NYC Public Health Data
Yesterday I posted about Lack of Imagination over at Epsilon Theory. In that piece Rusty references some fantastic public health data published by NYC Health. They have a number of datasets available, the most interesting/useful one currently being influenza-like admissions to NYC emergency rooms.
What's clear in the data is that there's an abnormal spike in March that doesn't exist in any prior year, even in 2018, which appears to have been a particularly bad flu season.
We see the same trend if we change the Syndrome filter to Respiratory, which presumably would be the admission reason listed for people with later-stage COVID19 respiratory issues.
This level of transparency into the health care system is incredibly useful at a time like this. The official coronavirus confirmed case numbers are extremely low, due primarily to the fact that almost no testing has taken place up to this point (though that will likely change this week). These datasets provide a useful proxy for what's actually happening in hospitals, despite what the lagging testing data says.

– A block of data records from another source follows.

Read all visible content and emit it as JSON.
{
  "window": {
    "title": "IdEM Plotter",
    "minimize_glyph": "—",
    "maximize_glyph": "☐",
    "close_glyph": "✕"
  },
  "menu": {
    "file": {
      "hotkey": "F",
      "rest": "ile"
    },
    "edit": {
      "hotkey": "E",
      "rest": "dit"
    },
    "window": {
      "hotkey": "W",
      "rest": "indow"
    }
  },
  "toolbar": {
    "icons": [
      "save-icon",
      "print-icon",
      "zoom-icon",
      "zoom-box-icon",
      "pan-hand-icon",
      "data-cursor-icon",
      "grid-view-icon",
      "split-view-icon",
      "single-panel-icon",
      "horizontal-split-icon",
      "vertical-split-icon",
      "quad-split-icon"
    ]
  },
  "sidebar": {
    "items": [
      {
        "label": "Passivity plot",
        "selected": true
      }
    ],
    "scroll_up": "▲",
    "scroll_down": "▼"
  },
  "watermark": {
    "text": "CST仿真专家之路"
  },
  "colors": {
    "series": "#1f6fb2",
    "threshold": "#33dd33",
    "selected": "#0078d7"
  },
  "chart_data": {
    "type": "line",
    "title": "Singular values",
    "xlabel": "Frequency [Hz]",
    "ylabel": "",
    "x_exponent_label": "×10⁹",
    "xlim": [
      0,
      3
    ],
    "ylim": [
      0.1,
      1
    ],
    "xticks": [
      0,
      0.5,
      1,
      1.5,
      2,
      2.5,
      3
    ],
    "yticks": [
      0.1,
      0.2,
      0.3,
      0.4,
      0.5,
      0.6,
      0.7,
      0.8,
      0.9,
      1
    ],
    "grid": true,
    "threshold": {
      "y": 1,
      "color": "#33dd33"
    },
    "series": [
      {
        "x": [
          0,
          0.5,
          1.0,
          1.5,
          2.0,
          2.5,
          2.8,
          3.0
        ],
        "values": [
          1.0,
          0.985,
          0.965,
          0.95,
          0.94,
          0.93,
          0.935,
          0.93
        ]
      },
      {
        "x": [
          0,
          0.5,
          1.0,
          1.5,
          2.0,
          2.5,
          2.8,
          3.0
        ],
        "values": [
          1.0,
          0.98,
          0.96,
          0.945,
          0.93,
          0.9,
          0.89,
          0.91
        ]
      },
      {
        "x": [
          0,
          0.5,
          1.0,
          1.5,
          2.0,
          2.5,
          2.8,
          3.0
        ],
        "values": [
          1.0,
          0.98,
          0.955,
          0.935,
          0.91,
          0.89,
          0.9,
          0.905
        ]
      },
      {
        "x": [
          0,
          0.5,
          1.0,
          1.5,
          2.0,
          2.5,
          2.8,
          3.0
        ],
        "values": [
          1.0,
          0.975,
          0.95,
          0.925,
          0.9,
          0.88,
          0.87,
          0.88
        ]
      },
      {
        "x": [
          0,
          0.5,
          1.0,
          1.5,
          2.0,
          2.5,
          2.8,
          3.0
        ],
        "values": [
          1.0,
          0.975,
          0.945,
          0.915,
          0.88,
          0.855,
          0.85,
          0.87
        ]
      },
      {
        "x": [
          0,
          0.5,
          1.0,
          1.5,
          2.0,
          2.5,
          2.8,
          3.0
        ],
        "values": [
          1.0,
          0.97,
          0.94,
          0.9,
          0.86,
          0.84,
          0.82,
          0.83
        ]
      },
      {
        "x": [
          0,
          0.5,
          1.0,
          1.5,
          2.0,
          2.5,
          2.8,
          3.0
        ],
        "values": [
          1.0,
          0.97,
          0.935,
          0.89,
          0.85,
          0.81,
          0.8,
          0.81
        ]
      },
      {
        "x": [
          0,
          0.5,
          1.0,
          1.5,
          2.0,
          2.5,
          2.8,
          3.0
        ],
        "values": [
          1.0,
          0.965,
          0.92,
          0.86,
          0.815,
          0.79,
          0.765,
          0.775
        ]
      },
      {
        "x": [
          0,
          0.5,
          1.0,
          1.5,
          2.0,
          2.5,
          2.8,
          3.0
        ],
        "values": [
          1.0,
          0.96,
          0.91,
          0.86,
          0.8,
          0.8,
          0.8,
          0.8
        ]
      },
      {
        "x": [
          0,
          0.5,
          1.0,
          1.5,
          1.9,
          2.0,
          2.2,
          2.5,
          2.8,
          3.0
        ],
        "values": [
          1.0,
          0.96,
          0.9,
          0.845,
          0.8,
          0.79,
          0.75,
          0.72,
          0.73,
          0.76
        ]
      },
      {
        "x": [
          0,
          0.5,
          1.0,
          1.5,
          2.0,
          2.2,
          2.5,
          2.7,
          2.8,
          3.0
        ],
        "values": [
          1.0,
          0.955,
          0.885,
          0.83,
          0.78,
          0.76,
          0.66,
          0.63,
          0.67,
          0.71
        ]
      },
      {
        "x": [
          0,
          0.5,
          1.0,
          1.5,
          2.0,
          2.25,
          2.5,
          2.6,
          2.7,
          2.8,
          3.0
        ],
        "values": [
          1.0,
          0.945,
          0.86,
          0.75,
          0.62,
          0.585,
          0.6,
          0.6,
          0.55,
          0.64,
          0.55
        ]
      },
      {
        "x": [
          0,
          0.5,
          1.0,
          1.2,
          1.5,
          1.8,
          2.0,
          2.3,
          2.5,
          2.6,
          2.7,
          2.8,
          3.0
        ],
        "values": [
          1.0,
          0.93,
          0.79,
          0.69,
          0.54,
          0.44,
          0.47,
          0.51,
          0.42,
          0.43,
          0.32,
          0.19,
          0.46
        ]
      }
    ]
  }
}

The NYC syndromic dataset query tool can be accessed here. To get the graph/filter view, click on one of the cells when the page loads.
I'm inspired that the NYC government collects and publishes this data. Other cities should follow their lead and provide this level of transparency. It gives local news organization and individuals a near real-time view of hospital capacity, which is especially important in the midst of a public health crisis, where hospital capacity is one of the key metrics we have to manage to effectively contain and treat the virus.